Monday, 16 October 2017

Semiotics

Study of signs
Signs communicate info
Could be images, colours, sound, gestures, words, shapes etc. that connote info or ideas
All culturally dependent - therefore mean different things in different contexts

Eg:
In horror, sting instruments mean something is gonna happen, in romance its a sign of emotional intensity
Ie context, genre audience film specific
Eg a No Entry sign is bright red, which connotes danger


Anatomy of a Sign

Two parts:
Signifier - The form a sign takes (e.g. sound, images, words)
Signified - The idea or image the sigh suggests

Some sighs signify more than others - can have more than one meaning or is more open to interpretation.

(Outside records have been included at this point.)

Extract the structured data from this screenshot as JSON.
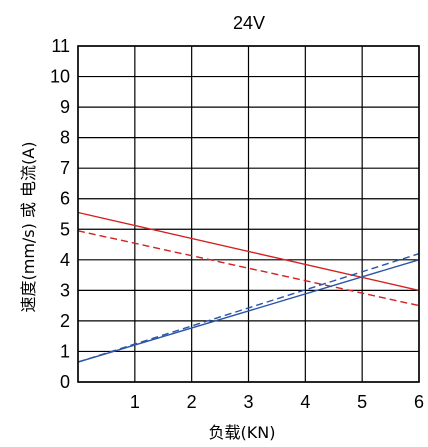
{
  "chart_data": {
    "type": "line",
    "title": "24V",
    "xlabel": "负载(KN)",
    "ylabel": "速度(mm/s) 或 电流(A)",
    "xlim": [
      0,
      6
    ],
    "ylim": [
      0,
      11
    ],
    "xticks": [
      "1",
      "2",
      "3",
      "4",
      "5",
      "6"
    ],
    "yticks": [
      "0",
      "1",
      "2",
      "3",
      "4",
      "5",
      "6",
      "7",
      "8",
      "9",
      "10",
      "11"
    ],
    "grid": true,
    "series": [
      {
        "color": "#d42020",
        "style": "solid",
        "x": [
          0,
          6
        ],
        "y": [
          5.55,
          3.0
        ]
      },
      {
        "color": "#d42020",
        "style": "dashed",
        "x": [
          0,
          6
        ],
        "y": [
          4.95,
          2.5
        ]
      },
      {
        "color": "#2a55a8",
        "style": "solid",
        "x": [
          0,
          6
        ],
        "y": [
          0.65,
          4.0
        ]
      },
      {
        "color": "#2a55a8",
        "style": "dashed",
        "x": [
          0,
          6
        ],
        "y": [
          0.65,
          4.2
        ]
      }
    ]
  }
}
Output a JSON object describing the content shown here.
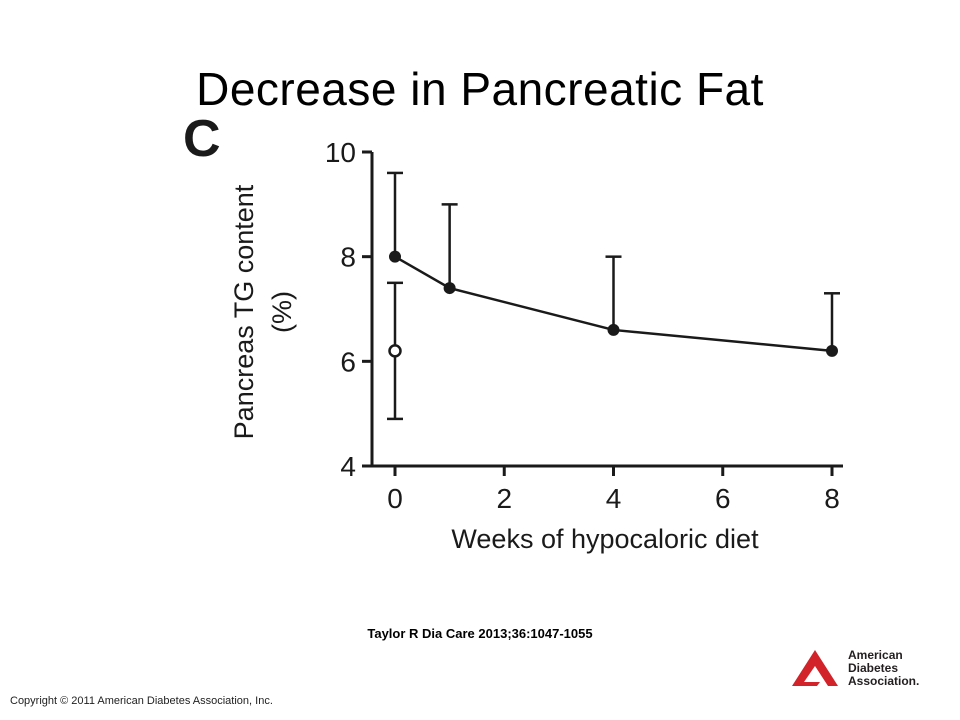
{
  "slide": {
    "title": "Decrease in Pancreatic Fat",
    "citation": "Taylor R Dia Care 2013;36:1047-1055",
    "copyright": "Copyright © 2011 American Diabetes Association, Inc.",
    "logo_text": [
      "American",
      "Diabetes",
      "Association."
    ],
    "logo_color": "#d2232a"
  },
  "chart_data": {
    "type": "line",
    "panel_label": "C",
    "xlabel": "Weeks of hypocaloric diet",
    "ylabel": [
      "Pancreas TG content",
      "(%)"
    ],
    "xlim": [
      0,
      8
    ],
    "ylim": [
      4,
      10
    ],
    "xticks": [
      0,
      2,
      4,
      6,
      8
    ],
    "yticks": [
      4,
      6,
      8,
      10
    ],
    "grid": false,
    "series": [
      {
        "marker": "filled",
        "x": [
          0,
          1,
          4,
          8
        ],
        "y": [
          8.0,
          7.4,
          6.6,
          6.2
        ],
        "error_upper": [
          9.6,
          9.0,
          8.0,
          7.3
        ],
        "connected": true
      },
      {
        "marker": "open",
        "x": [
          0
        ],
        "y": [
          6.2
        ],
        "error_upper": [
          7.5
        ],
        "error_lower": [
          4.9
        ],
        "connected": false
      }
    ]
  }
}
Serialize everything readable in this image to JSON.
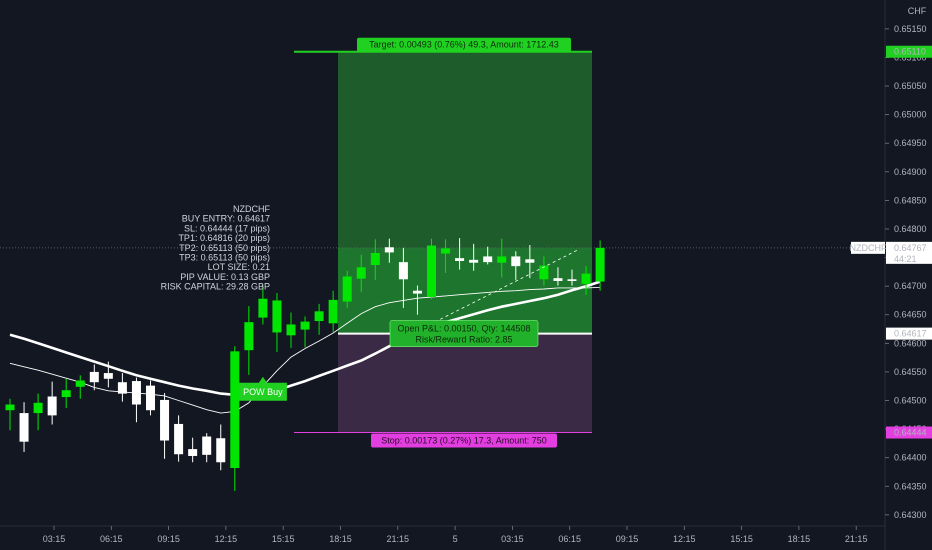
{
  "symbol_info": {
    "lines": [
      "NZDCHF",
      "BUY ENTRY: 0.64617",
      "SL: 0.64444 (17 pips)",
      "TP1: 0.64816 (20 pips)",
      "TP2: 0.65113 (50 pips)",
      "TP3: 0.65113 (50 pips)",
      "LOT SIZE: 0.21",
      "PIP VALUE: 0.13 GBP",
      "RISK CAPITAL: 29.28 GBP"
    ]
  },
  "currency_label": "CHF",
  "position": {
    "target_label": "Target: 0.00493 (0.76%) 49.3, Amount: 1712.43",
    "stop_label": "Stop: 0.00173 (0.27%) 17.3, Amount: 750",
    "pnl_label": "Open P&L: 0.00150, Qty: 144508",
    "rr_label": "Risk/Reward Ratio: 2.85",
    "entry": 0.64617,
    "target": 0.6511,
    "stop": 0.64444,
    "start_bar": 22,
    "end_bar": 42
  },
  "pow_buy_label": "POW Buy",
  "price_labels": {
    "target": "0.65110",
    "current": "0.64767",
    "entry": "0.64617",
    "stop": "0.64444",
    "symbol": "NZDCHF",
    "countdown": "44:21"
  },
  "colors": {
    "background": "#131722",
    "bull": "#00e600",
    "bear": "#ffffff",
    "target_zone": "#1f5c2b",
    "stop_zone": "#3a2a45",
    "target_tag": "#21d121",
    "stop_tag": "#e23ee0",
    "entry_line": "#ffffff"
  },
  "chart_data": {
    "type": "candlestick",
    "x_labels": [
      "03:15",
      "06:15",
      "09:15",
      "12:15",
      "15:15",
      "18:15",
      "21:15",
      "5",
      "03:15",
      "06:15",
      "09:15",
      "12:15",
      "15:15",
      "18:15",
      "21:15"
    ],
    "y_ticks": [
      0.643,
      0.6435,
      0.644,
      0.6445,
      0.645,
      0.6455,
      0.646,
      0.6465,
      0.647,
      0.6475,
      0.648,
      0.6485,
      0.649,
      0.6495,
      0.65,
      0.6505,
      0.651,
      0.6515
    ],
    "ylim": [
      0.64298,
      0.65162
    ],
    "candles": [
      {
        "o": 0.64483,
        "h": 0.64503,
        "l": 0.64448,
        "c": 0.64493
      },
      {
        "o": 0.64478,
        "h": 0.64497,
        "l": 0.6441,
        "c": 0.64428
      },
      {
        "o": 0.64478,
        "h": 0.64512,
        "l": 0.64448,
        "c": 0.64496
      },
      {
        "o": 0.64507,
        "h": 0.64533,
        "l": 0.64458,
        "c": 0.64474
      },
      {
        "o": 0.64506,
        "h": 0.64538,
        "l": 0.64487,
        "c": 0.64518
      },
      {
        "o": 0.64524,
        "h": 0.64544,
        "l": 0.64503,
        "c": 0.64535
      },
      {
        "o": 0.6455,
        "h": 0.64563,
        "l": 0.64518,
        "c": 0.64532
      },
      {
        "o": 0.64548,
        "h": 0.64568,
        "l": 0.64523,
        "c": 0.64538
      },
      {
        "o": 0.64532,
        "h": 0.64548,
        "l": 0.64498,
        "c": 0.64512
      },
      {
        "o": 0.64534,
        "h": 0.6454,
        "l": 0.64462,
        "c": 0.64493
      },
      {
        "o": 0.64526,
        "h": 0.64535,
        "l": 0.64474,
        "c": 0.64483
      },
      {
        "o": 0.64501,
        "h": 0.64513,
        "l": 0.64398,
        "c": 0.6443
      },
      {
        "o": 0.64459,
        "h": 0.64474,
        "l": 0.64393,
        "c": 0.64406
      },
      {
        "o": 0.64415,
        "h": 0.64435,
        "l": 0.64392,
        "c": 0.64403
      },
      {
        "o": 0.64437,
        "h": 0.64443,
        "l": 0.64392,
        "c": 0.64405
      },
      {
        "o": 0.64434,
        "h": 0.64458,
        "l": 0.64378,
        "c": 0.64392
      },
      {
        "o": 0.64382,
        "h": 0.64595,
        "l": 0.64342,
        "c": 0.64586
      },
      {
        "o": 0.64588,
        "h": 0.64665,
        "l": 0.64545,
        "c": 0.64637
      },
      {
        "o": 0.64645,
        "h": 0.64702,
        "l": 0.64633,
        "c": 0.64678
      },
      {
        "o": 0.64619,
        "h": 0.64688,
        "l": 0.64585,
        "c": 0.64675
      },
      {
        "o": 0.64614,
        "h": 0.64654,
        "l": 0.64592,
        "c": 0.64633
      },
      {
        "o": 0.64624,
        "h": 0.64647,
        "l": 0.64593,
        "c": 0.64638
      },
      {
        "o": 0.64639,
        "h": 0.64669,
        "l": 0.64615,
        "c": 0.64656
      },
      {
        "o": 0.64635,
        "h": 0.64692,
        "l": 0.6462,
        "c": 0.64676
      },
      {
        "o": 0.64673,
        "h": 0.64727,
        "l": 0.64662,
        "c": 0.64717
      },
      {
        "o": 0.64713,
        "h": 0.64755,
        "l": 0.6469,
        "c": 0.64733
      },
      {
        "o": 0.64737,
        "h": 0.64782,
        "l": 0.64711,
        "c": 0.64758
      },
      {
        "o": 0.64768,
        "h": 0.64783,
        "l": 0.64741,
        "c": 0.64759
      },
      {
        "o": 0.64742,
        "h": 0.64767,
        "l": 0.64662,
        "c": 0.64712
      },
      {
        "o": 0.64692,
        "h": 0.64701,
        "l": 0.6465,
        "c": 0.64687
      },
      {
        "o": 0.64681,
        "h": 0.64783,
        "l": 0.64677,
        "c": 0.64771
      },
      {
        "o": 0.64757,
        "h": 0.64782,
        "l": 0.64723,
        "c": 0.64766
      },
      {
        "o": 0.64749,
        "h": 0.64784,
        "l": 0.64729,
        "c": 0.64744
      },
      {
        "o": 0.64746,
        "h": 0.64774,
        "l": 0.64727,
        "c": 0.64741
      },
      {
        "o": 0.64752,
        "h": 0.64769,
        "l": 0.64738,
        "c": 0.64742
      },
      {
        "o": 0.64741,
        "h": 0.64783,
        "l": 0.64715,
        "c": 0.64752
      },
      {
        "o": 0.64752,
        "h": 0.64761,
        "l": 0.64711,
        "c": 0.64735
      },
      {
        "o": 0.64747,
        "h": 0.64772,
        "l": 0.64714,
        "c": 0.64741
      },
      {
        "o": 0.64712,
        "h": 0.64752,
        "l": 0.64701,
        "c": 0.64736
      },
      {
        "o": 0.64714,
        "h": 0.64733,
        "l": 0.64701,
        "c": 0.64709
      },
      {
        "o": 0.64712,
        "h": 0.64729,
        "l": 0.64701,
        "c": 0.64709
      },
      {
        "o": 0.64704,
        "h": 0.64735,
        "l": 0.64685,
        "c": 0.64722
      },
      {
        "o": 0.64708,
        "h": 0.6478,
        "l": 0.64692,
        "c": 0.64767
      }
    ],
    "ma_slow": [
      0.64615,
      0.64608,
      0.646,
      0.64592,
      0.64584,
      0.64576,
      0.64568,
      0.6456,
      0.64552,
      0.64544,
      0.64538,
      0.64532,
      0.64526,
      0.64521,
      0.64517,
      0.64512,
      0.6451,
      0.64509,
      0.64511,
      0.64518,
      0.64526,
      0.64534,
      0.64543,
      0.64552,
      0.64561,
      0.6457,
      0.64582,
      0.64595,
      0.64609,
      0.6462,
      0.64629,
      0.64637,
      0.64644,
      0.64651,
      0.64658,
      0.64664,
      0.64669,
      0.64674,
      0.64679,
      0.64685,
      0.64693,
      0.647,
      0.64708
    ],
    "ma_fast": [
      0.64565,
      0.64559,
      0.64553,
      0.64546,
      0.64539,
      0.64532,
      0.64523,
      0.64517,
      0.64515,
      0.64513,
      0.64511,
      0.64508,
      0.645,
      0.64492,
      0.64484,
      0.64478,
      0.64481,
      0.64496,
      0.64525,
      0.64552,
      0.64576,
      0.64591,
      0.64604,
      0.64618,
      0.64635,
      0.64652,
      0.64664,
      0.64671,
      0.64675,
      0.64679,
      0.64681,
      0.64683,
      0.64685,
      0.64687,
      0.64689,
      0.64691,
      0.64692,
      0.64694,
      0.64695,
      0.64697,
      0.64697,
      0.64697,
      0.64698
    ],
    "pow_buy_bar": 18
  }
}
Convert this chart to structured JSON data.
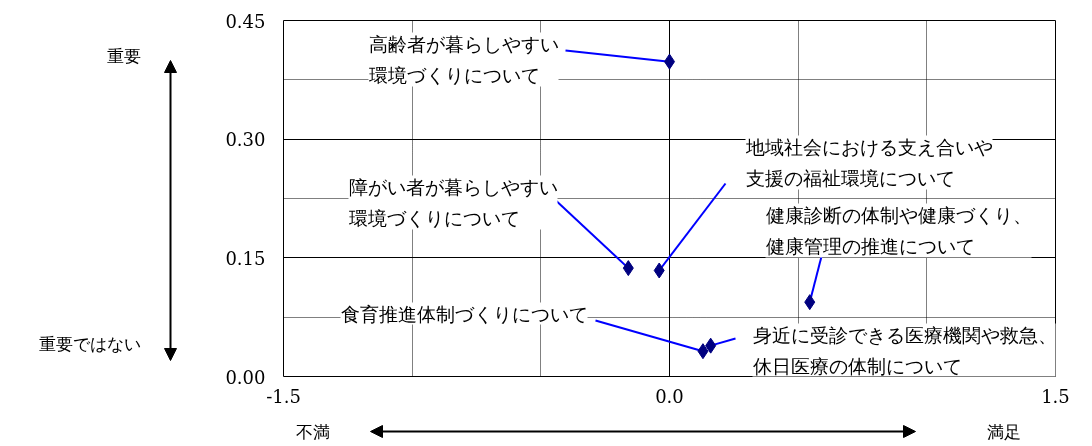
{
  "chart_data": {
    "type": "scatter",
    "marker": "diamond",
    "grid": true,
    "x": [
      0.0,
      -0.16,
      -0.04,
      0.545,
      0.13,
      0.16
    ],
    "series": [
      {
        "color": "#000080",
        "values": [
          0.398,
          0.137,
          0.134,
          0.094,
          0.032,
          0.039
        ]
      }
    ],
    "xlim": [
      -1.5,
      1.5
    ],
    "ylim": [
      0,
      0.45
    ],
    "xticks": [
      {
        "value": -1.5,
        "label": "-1.5"
      },
      {
        "value": 0,
        "label": "0.0"
      },
      {
        "value": 1.5,
        "label": "1.5"
      }
    ],
    "yticks": [
      {
        "value": 0,
        "label": "0.00"
      },
      {
        "value": 0.15,
        "label": "0.15"
      },
      {
        "value": 0.3,
        "label": "0.30"
      },
      {
        "value": 0.45,
        "label": "0.45"
      }
    ],
    "annotations": [
      {
        "text": "高齢者が暮らしやすい環境づくりについて",
        "x": 0.0,
        "y": 0.398
      },
      {
        "text": "障がい者が暮らしやすい環境づくりについて",
        "x": -0.16,
        "y": 0.137
      },
      {
        "text": "地域社会における支え合いや支援の福祉環境について",
        "x": -0.04,
        "y": 0.134
      },
      {
        "text": "健康診断の体制や健康づくり、健康管理の推進について",
        "x": 0.545,
        "y": 0.094
      },
      {
        "text": "食育推進体制づくりについて",
        "x": 0.13,
        "y": 0.032
      },
      {
        "text": "身近に受診できる医療機関や救急、休日医療の体制について",
        "x": 0.16,
        "y": 0.039
      },
      "重要",
      "重要ではない",
      "不満",
      "満足"
    ]
  }
}
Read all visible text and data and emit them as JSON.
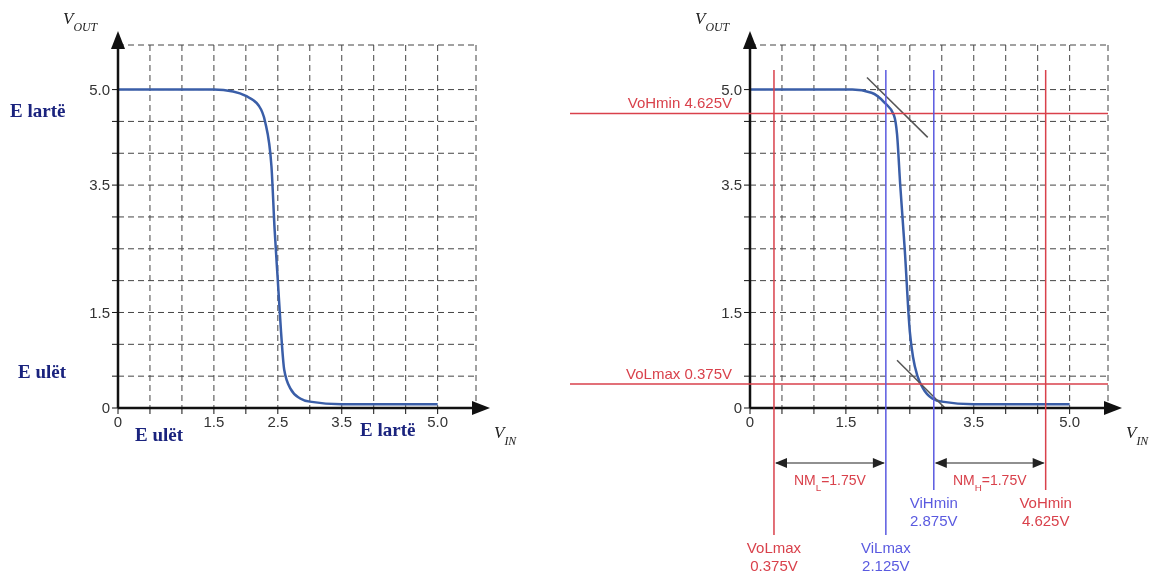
{
  "chart_data": [
    {
      "type": "line",
      "xlabel": "V$_{IN}$",
      "ylabel": "V$_{OUT}$",
      "xlim": [
        0,
        5.6
      ],
      "ylim": [
        0,
        5.7
      ],
      "xticks": [
        0,
        {
          "value": 0.5,
          "label": null
        },
        {
          "value": 1,
          "label": null
        },
        1.5,
        {
          "value": 2,
          "label": null
        },
        2.5,
        {
          "value": 3,
          "label": null
        },
        3.5,
        {
          "value": 4,
          "label": null
        },
        {
          "value": 4.5,
          "label": null
        },
        {
          "value": 5,
          "label": "5.0"
        }
      ],
      "yticks": [
        0,
        {
          "value": 0.5,
          "label": null
        },
        {
          "value": 1,
          "label": null
        },
        1.5,
        {
          "value": 2,
          "label": null
        },
        {
          "value": 2.5,
          "label": null
        },
        {
          "value": 3,
          "label": null
        },
        3.5,
        {
          "value": 4,
          "label": null
        },
        {
          "value": 4.5,
          "label": null
        },
        {
          "value": 5,
          "label": "5.0"
        }
      ],
      "grid": true,
      "line_style": "solid",
      "series": [
        {
          "color": "#3a5ea8",
          "x": [
            0,
            1.5,
            1.8,
            2.0,
            2.2,
            2.3,
            2.4,
            2.45,
            2.5,
            2.55,
            2.6,
            2.7,
            2.85,
            3.0,
            3.5,
            5.0
          ],
          "values": [
            5,
            5,
            4.97,
            4.9,
            4.75,
            4.5,
            3.8,
            2.8,
            2.0,
            1.2,
            0.6,
            0.3,
            0.15,
            0.1,
            0.06,
            0.06
          ]
        }
      ],
      "annotations": [
        "E lartë",
        "E ulët",
        "E ulët",
        "E lartë"
      ]
    },
    {
      "type": "line",
      "xlabel": "V$_{IN}$",
      "ylabel": "V$_{OUT}$",
      "xlim": [
        0,
        5.6
      ],
      "ylim": [
        0,
        5.7
      ],
      "xticks": [
        0,
        {
          "value": 0.5,
          "label": null
        },
        {
          "value": 1,
          "label": null
        },
        1.5,
        {
          "value": 2,
          "label": null
        },
        {
          "value": 2.5,
          "label": null
        },
        {
          "value": 3,
          "label": null
        },
        3.5,
        {
          "value": 4,
          "label": null
        },
        {
          "value": 4.5,
          "label": null
        },
        {
          "value": 5,
          "label": "5.0"
        }
      ],
      "yticks": [
        0,
        {
          "value": 0.5,
          "label": null
        },
        {
          "value": 1,
          "label": null
        },
        1.5,
        {
          "value": 2,
          "label": null
        },
        {
          "value": 2.5,
          "label": null
        },
        {
          "value": 3,
          "label": null
        },
        3.5,
        {
          "value": 4,
          "label": null
        },
        {
          "value": 4.5,
          "label": null
        },
        {
          "value": 5,
          "label": "5.0"
        }
      ],
      "grid": true,
      "line_style": "solid",
      "series": [
        {
          "color": "#3a5ea8",
          "x": [
            0,
            1.6,
            1.9,
            2.1,
            2.25,
            2.3,
            2.35,
            2.42,
            2.5,
            2.55,
            2.62,
            2.7,
            2.85,
            3.0,
            3.5,
            5.0
          ],
          "values": [
            5,
            5,
            4.95,
            4.8,
            4.6,
            4.3,
            3.5,
            2.5,
            1.2,
            0.8,
            0.5,
            0.32,
            0.15,
            0.1,
            0.06,
            0.06
          ]
        },
        {
          "color": "#555555",
          "x": [
            1.83,
            2.78
          ],
          "values": [
            5.19,
            4.25
          ]
        },
        {
          "color": "#555555",
          "x": [
            2.3,
            3.05
          ],
          "values": [
            0.75,
            0
          ]
        }
      ],
      "ref_lines": [
        {
          "axis": "y",
          "value": 4.625,
          "label": "VoHmin 4.625V",
          "color": "#d9414b"
        },
        {
          "axis": "y",
          "value": 0.375,
          "label": "VoLmax 0.375V",
          "color": "#d9414b"
        },
        {
          "axis": "x",
          "value": 0.375,
          "label": "VoLmax 0.375V",
          "color": "#d9414b"
        },
        {
          "axis": "x",
          "value": 2.125,
          "label": "ViLmax 2.125V",
          "color": "#5a5ae0"
        },
        {
          "axis": "x",
          "value": 2.875,
          "label": "ViHmin 2.875V",
          "color": "#5a5ae0"
        },
        {
          "axis": "x",
          "value": 4.625,
          "label": "VoHmin 4.625V",
          "color": "#d9414b"
        }
      ],
      "annotations": [
        "NM$_{L}$=1.75V",
        "NM$_{H}$=1.75V"
      ]
    }
  ]
}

Films also use signs via micro-elements (mise-en-scene, editing, sound, cinematography, performance)
Ie sunglasses on Neo signify mystery, importance, used to massively humanise people
Or In Scott Pilgrim vs The World the groups looks unique, small, grouped together in their weirdness

Film analysis can be tricky as you can see and hear many sighs at once

Denotation and Connotation

Denotation - Literal interpretation, simplest meaning
Connotation - Inferred meaning, what you read into the signs

Ie Disney logo connotations - mainly from our experience instead of an unbiased view

3 Step Film Analysis

1. Identify micro elements
E.g. shaking camera work, lighting from below

2. Explain what micro-elements suggest or signify
E.g. agents suits connote uniformity group, steady drum has military connotations

3. What effect does this have on the audience?
E.g. This tells the audience the character is not to be trusted

Another way to analyse a micro element is to imagine if it wasn't there, and what effect that would have on the audience.